One of the characterizations of America that I have difficulty with is that we are a center-right nation. Results from last Tuesday should disabuse us of that notion once and for all: With 120,871,984 votes cast, President Barack Obama received 62,088,847 votes and Mitt Romney received 58,783,137.
Some have argued that the president is really center-right. I do not find that argument persuasive, especially with him advocating the DREAM act, an end to the Iraq war,and his embrace of marriage equality, to name a few of his policies.
Democrats now hold 53 U.S. Senate seats. Independent Bernie Sanders, from Vermont, generally caucuses with the Democrats and Sen.-elect Angus King from Maine is widely expected to do the same. While not filibuster-proof, the 55 seats gives the Democrats a majority.

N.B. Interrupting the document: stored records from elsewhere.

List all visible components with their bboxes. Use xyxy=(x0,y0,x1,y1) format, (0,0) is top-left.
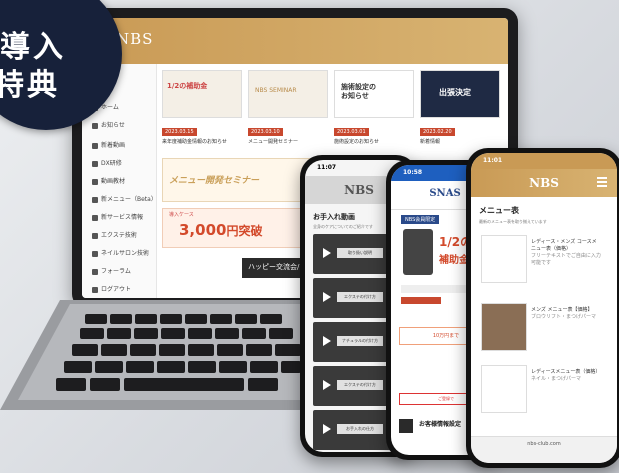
news-caption: 施術設定のお知らせ xyxy=(334,139,379,145)
menu-item-name: レディース・メンズ コースメニュー表（価格） フリーテキストでご自由に入力可能です xyxy=(531,239,601,266)
menu-list-item[interactable]: メンズ メニュー表【価格】 ブロウリフト・まつげパーマ xyxy=(481,303,601,351)
menu-image xyxy=(481,303,527,351)
chat-icon xyxy=(92,268,98,275)
star-icon xyxy=(92,214,98,221)
menu-icon[interactable] xyxy=(597,177,607,179)
marketing-scene: NBS ホーム お知らせ 新着動画 DX研修 動画教材 新メニュー（Beta） … xyxy=(0,0,619,473)
news-caption: メニュー開発セミナー xyxy=(248,139,299,145)
menu-image xyxy=(481,235,527,283)
sidebar-item-dx[interactable]: DX研修 xyxy=(92,158,122,170)
sidebar-item-nail[interactable]: ネイルサロン技術 xyxy=(92,248,149,260)
site-logo[interactable]: NBS xyxy=(116,30,153,48)
news-caption: 新着情報 xyxy=(420,139,441,145)
menu-item-name: メンズ メニュー表【価格】 ブロウリフト・まつげパーマ xyxy=(531,307,597,320)
sidebar-item-materials[interactable]: 動画教材 xyxy=(92,176,125,188)
news-date: 2023.03.01 xyxy=(334,128,369,136)
device-image xyxy=(403,229,433,275)
play-icon xyxy=(323,380,331,390)
news-date: 2023.02.20 xyxy=(420,128,455,136)
nail-icon xyxy=(92,250,98,257)
sidebar-item-videos[interactable]: 新着動画 xyxy=(92,140,125,152)
video-icon xyxy=(92,142,98,149)
play-icon xyxy=(323,292,331,302)
phone-header: NBS xyxy=(471,169,617,197)
phone-menu: 11:01 NBS メニュー表 最新のメニュー表を取り揃えています レディース・… xyxy=(466,148,619,468)
eye-icon xyxy=(92,232,98,239)
play-icon xyxy=(323,424,331,434)
phone-logo[interactable]: NBS xyxy=(471,176,617,190)
member-badge: NBS会員限定 xyxy=(401,215,440,224)
list-icon xyxy=(92,196,98,203)
logout-icon xyxy=(92,286,98,293)
sidebar-item-extension[interactable]: エクステ技術 xyxy=(92,230,137,242)
news-card[interactable]: 施術設定の お知らせ 2023.03.01 施術設定のお知らせ xyxy=(334,70,414,150)
badge-line2: 特典 xyxy=(0,68,60,103)
news-image: 1/2の補助金 xyxy=(162,70,242,118)
news-card[interactable]: 1/2の補助金 2023.03.15 来年度補助金情報のお知らせ xyxy=(162,70,242,150)
sidebar-item-news[interactable]: お知らせ xyxy=(92,120,125,132)
menu-item-name: レディースメニュー表（価格） ネイル・まつげパーマ xyxy=(531,369,601,382)
section-subtitle: 最新のメニュー表を取り揃えています xyxy=(479,219,547,224)
document-icon xyxy=(399,419,413,433)
sidebar-item-logout[interactable]: ログアウト xyxy=(92,284,131,296)
film-icon xyxy=(92,178,98,185)
play-icon xyxy=(323,336,331,346)
news-image: NBS SEMINAR xyxy=(248,70,328,118)
sidebar-item-forum[interactable]: フォーラム xyxy=(92,266,131,278)
menu-list-item[interactable]: レディース・メンズ コースメニュー表（価格） フリーテキストでご自由に入力可能です xyxy=(481,235,601,283)
book-icon xyxy=(92,160,98,167)
section-title: メニュー表 xyxy=(479,206,519,215)
menu-list-item[interactable]: レディースメニュー表（価格） ネイル・まつげパーマ xyxy=(481,365,601,413)
phone-screen: 11:01 NBS メニュー表 最新のメニュー表を取り揃えています レディース・… xyxy=(471,153,617,463)
sidebar-item-services[interactable]: 新サービス情報 xyxy=(92,212,143,224)
sidebar-item-menu[interactable]: 新メニュー（Beta） xyxy=(92,194,157,206)
tag-red xyxy=(401,297,441,304)
news-row: 1/2の補助金 2023.03.15 来年度補助金情報のお知らせ NBS SEM… xyxy=(162,70,502,150)
news-card[interactable]: 出張決定 2023.02.20 新着情報 xyxy=(420,70,500,150)
site-header: NBS xyxy=(82,18,508,64)
browser-url-bar[interactable]: nbs-club.com xyxy=(471,436,617,463)
bell-icon xyxy=(92,122,98,129)
news-caption: 来年度補助金情報のお知らせ xyxy=(162,139,227,145)
section-title: お手入れ動画 xyxy=(313,213,355,221)
news-card[interactable]: NBS SEMINAR 2023.03.10 メニュー開発セミナー xyxy=(248,70,328,150)
status-bar: 11:01 xyxy=(471,153,617,169)
section-subtitle: 全身のケアについてのご紹介です xyxy=(313,224,373,229)
menu-image xyxy=(481,365,527,413)
news-date: 2023.03.10 xyxy=(248,128,283,136)
news-image: 出張決定 xyxy=(420,70,500,118)
news-date: 2023.03.15 xyxy=(162,128,197,136)
news-image: 施術設定の お知らせ xyxy=(334,70,414,118)
play-icon xyxy=(323,248,331,258)
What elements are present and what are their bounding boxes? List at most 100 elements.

As I mentioned in an earlier post, Democratic candidates for the House of Representatives received more votes than their Republican counterparts. Only because of redistricting did the House remain in the hands of Republicans. The “center-right” Democrats, also known as Blue Dogs? Their numbers are down to just 24 after last Tuesday.
Those who argue in favor of ditching the electoral college for the popular vote might want to refocus their efforts on getting redistricting out of the hands of the legislators. Because here in Virginia, the president won as did Tim Kaine, the latter by an even wider margin.
But every single Congressional candidate was re-elected, and Virginia’s delegation remains an 8-3 Republican majority. Proof that all politics is local lies in the fact that Romney received more than 200,000 fewer votes than did the Republican candidates for the House, despite the fact that 109,000 fewer votes were cast in those races than for president.
(Until the SBE updates its website to include the breakdown of the president and senate contests by congressional district, as it has in the past, I can’t tell how well those candidates did within those districts. In 2008, President Obama carried six of the 11 congressional districts.)
No offense to the losers in the House races, but the odds were stacked against you. The lines drawn make it almost impossible for a candidate of the opposite party to win. The most egregious example of this has to be the 3rd district, where the challenger received less than 19% of the vote. The closest contest was in the 2nd district, where the challenger lost by only 8%. The largest number of votes cast occurred in the 7th district, where a highly touted – and nationally recognized – Democratic candidate still managed to lose by 17 points.
Partisan redistricting results in fewer competitive races and fewer votes cast; the proof is in the numbers. Ours is not a center-right country nor is Virginia a center-right state. Our country and our state are center – period. No left or right.
And it’s high time that our elections reflect that.